Paper in Child: Care, Health and Development
  • Livesey, D., Lum Mow, M., Toshack, T. and Zheng, Y. (2011). The relationship between motor performance and peer relations in 9- to 12-year-old children. Child: Care, Health and Development, 37(4), 581-588.

    ABSTRACT
    Background: Poor motor skills have been associated with peer relationship difficulties, with lower peer preference and greater likelihood of suffering from withdrawal and low self-worth. Most research into these relationships has focused upon children with motor problems and on activities involving physical skills (play/sport). The current study examined the link between motor performance and peer relations in 9- to 12-year-old children in both physical and non-physical (schoolwork) settings using a community sample.

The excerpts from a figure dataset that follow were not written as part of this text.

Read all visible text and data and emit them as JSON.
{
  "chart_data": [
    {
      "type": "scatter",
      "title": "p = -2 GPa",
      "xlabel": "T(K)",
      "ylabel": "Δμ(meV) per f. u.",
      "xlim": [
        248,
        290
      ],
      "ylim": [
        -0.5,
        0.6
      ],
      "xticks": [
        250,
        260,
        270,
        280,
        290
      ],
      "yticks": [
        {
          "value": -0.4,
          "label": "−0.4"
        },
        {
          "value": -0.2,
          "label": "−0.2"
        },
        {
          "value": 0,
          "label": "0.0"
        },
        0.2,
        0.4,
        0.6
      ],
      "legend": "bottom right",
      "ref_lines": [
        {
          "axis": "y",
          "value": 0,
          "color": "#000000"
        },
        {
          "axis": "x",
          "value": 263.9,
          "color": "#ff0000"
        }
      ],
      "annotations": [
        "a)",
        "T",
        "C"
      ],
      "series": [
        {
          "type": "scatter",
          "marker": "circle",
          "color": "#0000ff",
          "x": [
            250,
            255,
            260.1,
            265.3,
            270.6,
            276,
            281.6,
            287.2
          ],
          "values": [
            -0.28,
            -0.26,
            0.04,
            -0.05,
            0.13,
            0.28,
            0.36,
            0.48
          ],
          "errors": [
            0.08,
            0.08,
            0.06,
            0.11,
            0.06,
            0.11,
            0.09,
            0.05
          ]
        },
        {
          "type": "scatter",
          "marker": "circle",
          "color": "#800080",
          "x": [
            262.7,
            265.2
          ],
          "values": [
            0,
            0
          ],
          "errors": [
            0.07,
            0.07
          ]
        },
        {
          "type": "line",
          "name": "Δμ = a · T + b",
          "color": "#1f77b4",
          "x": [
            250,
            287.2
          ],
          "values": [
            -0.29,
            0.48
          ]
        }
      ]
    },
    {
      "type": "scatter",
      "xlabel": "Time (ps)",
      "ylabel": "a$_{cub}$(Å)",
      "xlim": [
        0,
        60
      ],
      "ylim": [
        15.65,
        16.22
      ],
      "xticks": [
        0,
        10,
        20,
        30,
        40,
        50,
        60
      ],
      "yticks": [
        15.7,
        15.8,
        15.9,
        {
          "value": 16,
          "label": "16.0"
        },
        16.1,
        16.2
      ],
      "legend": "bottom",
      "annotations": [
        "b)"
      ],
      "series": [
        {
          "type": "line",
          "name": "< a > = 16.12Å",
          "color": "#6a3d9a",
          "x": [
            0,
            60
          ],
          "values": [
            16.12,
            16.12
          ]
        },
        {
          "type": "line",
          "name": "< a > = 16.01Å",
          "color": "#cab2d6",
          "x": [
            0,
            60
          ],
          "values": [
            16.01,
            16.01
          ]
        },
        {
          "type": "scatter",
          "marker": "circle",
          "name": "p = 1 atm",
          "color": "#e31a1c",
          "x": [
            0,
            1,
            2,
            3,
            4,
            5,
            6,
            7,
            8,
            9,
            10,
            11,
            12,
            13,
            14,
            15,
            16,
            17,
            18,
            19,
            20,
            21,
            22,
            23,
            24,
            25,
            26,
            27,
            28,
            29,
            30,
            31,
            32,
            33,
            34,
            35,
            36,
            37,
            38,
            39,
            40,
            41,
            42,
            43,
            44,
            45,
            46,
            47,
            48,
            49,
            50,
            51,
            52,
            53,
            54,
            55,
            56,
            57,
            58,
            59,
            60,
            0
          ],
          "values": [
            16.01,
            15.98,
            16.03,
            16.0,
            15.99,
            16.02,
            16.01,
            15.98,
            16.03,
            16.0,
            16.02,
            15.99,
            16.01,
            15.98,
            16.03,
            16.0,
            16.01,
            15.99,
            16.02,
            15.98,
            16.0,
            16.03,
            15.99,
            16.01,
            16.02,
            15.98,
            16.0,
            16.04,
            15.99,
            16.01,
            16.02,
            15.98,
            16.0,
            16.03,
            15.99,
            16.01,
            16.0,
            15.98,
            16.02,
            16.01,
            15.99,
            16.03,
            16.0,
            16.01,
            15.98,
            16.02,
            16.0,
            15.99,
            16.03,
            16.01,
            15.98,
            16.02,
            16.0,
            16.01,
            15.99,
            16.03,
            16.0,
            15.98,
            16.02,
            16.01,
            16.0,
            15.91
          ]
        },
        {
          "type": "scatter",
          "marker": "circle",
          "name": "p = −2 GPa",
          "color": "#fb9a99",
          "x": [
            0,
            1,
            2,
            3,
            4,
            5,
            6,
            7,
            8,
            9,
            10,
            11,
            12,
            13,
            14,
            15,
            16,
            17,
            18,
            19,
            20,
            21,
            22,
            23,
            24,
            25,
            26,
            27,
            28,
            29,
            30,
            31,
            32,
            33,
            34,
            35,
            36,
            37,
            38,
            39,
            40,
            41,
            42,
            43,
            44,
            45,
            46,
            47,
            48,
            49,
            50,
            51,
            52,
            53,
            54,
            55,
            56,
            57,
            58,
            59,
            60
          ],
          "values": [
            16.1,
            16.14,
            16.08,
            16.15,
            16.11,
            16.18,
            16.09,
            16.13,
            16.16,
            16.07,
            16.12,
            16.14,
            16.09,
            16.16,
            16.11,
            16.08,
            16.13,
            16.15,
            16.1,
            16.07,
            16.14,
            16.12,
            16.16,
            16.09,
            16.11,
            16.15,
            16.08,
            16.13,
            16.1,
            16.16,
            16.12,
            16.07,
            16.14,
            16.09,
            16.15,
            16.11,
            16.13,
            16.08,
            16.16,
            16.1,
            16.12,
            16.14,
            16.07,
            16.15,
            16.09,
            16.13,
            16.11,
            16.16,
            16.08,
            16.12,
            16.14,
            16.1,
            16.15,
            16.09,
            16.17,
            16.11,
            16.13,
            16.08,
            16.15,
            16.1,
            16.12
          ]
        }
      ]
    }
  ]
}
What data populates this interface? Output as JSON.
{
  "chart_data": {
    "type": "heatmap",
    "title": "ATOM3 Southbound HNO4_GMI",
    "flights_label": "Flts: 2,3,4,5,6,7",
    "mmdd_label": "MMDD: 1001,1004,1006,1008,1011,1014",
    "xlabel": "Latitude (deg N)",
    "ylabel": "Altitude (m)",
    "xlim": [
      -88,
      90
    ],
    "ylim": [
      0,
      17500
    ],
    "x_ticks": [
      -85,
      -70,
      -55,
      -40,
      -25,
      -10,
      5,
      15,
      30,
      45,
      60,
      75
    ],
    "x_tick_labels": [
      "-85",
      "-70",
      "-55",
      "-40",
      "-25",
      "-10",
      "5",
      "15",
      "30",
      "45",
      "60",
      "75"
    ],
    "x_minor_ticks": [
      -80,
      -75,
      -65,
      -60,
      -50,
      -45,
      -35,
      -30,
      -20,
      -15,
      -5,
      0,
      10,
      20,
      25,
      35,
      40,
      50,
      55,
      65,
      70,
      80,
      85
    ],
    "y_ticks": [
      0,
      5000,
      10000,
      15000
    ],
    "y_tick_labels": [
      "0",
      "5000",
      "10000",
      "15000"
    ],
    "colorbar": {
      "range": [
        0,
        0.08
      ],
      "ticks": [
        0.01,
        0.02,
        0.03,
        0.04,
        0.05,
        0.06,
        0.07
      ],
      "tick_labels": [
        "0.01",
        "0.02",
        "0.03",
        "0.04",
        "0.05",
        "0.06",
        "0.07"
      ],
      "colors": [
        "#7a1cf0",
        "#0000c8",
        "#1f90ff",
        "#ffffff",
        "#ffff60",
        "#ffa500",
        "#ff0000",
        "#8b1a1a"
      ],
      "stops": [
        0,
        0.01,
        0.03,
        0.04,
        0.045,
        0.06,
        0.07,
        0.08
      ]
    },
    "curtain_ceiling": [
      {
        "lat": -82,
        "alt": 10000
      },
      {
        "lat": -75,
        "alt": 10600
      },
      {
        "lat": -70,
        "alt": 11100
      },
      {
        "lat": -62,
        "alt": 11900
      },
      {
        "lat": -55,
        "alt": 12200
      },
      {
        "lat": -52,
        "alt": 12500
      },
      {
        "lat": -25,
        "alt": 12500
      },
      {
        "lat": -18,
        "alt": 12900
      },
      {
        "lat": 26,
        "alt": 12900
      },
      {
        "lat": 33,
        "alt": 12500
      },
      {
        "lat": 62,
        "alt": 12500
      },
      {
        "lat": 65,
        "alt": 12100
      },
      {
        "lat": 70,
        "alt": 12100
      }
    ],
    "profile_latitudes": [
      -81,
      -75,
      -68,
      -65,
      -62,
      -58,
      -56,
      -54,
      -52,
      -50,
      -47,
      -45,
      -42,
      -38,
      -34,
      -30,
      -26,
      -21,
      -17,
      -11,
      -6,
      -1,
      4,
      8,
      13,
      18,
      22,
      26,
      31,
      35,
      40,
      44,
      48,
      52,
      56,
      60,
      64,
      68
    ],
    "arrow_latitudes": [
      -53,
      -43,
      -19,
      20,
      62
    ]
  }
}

    Methods: Participants were 192 school children whose motor performance was tested using the Movement Assessment Battery for Children. Peer acceptance was assessed using the Peer Rating Scale and teachers completed the Peer Exclusion subscale of the Child Behaviour Scale to indicate each child's peer status. Children were also asked to indicate their level of physical activity and their perceived freedom in leisure using self-report questionnaires.

    Results: Children with poor motor performance had lower levels of physical activity, and freedom in leisure and were less preferred by their peers in both play and classroom settings. These effects were stronger for boys than for girls. Teacher indicated that children with poorer motor skills experienced higher levels of peer rejection in the classroom setting. When motor performance was separated into fine- and gross-motor performance it was found that only the latter was significantly correlated with peer acceptance in the play context but that fine-motor skills contributed significantly to variance in teacher ratings of peer exclusion in the classroom setting.

    Conclusions: The results support and extend earlier findings that children with poor motor performance are less accepted by their peers in play settings and provide some support for this extending to settings involving low levels of physical activity (classroom settings). The results similarly support previous findings that motor performance is associated with perceived freedom in leisure and with the likelihood of participating in active pursuits.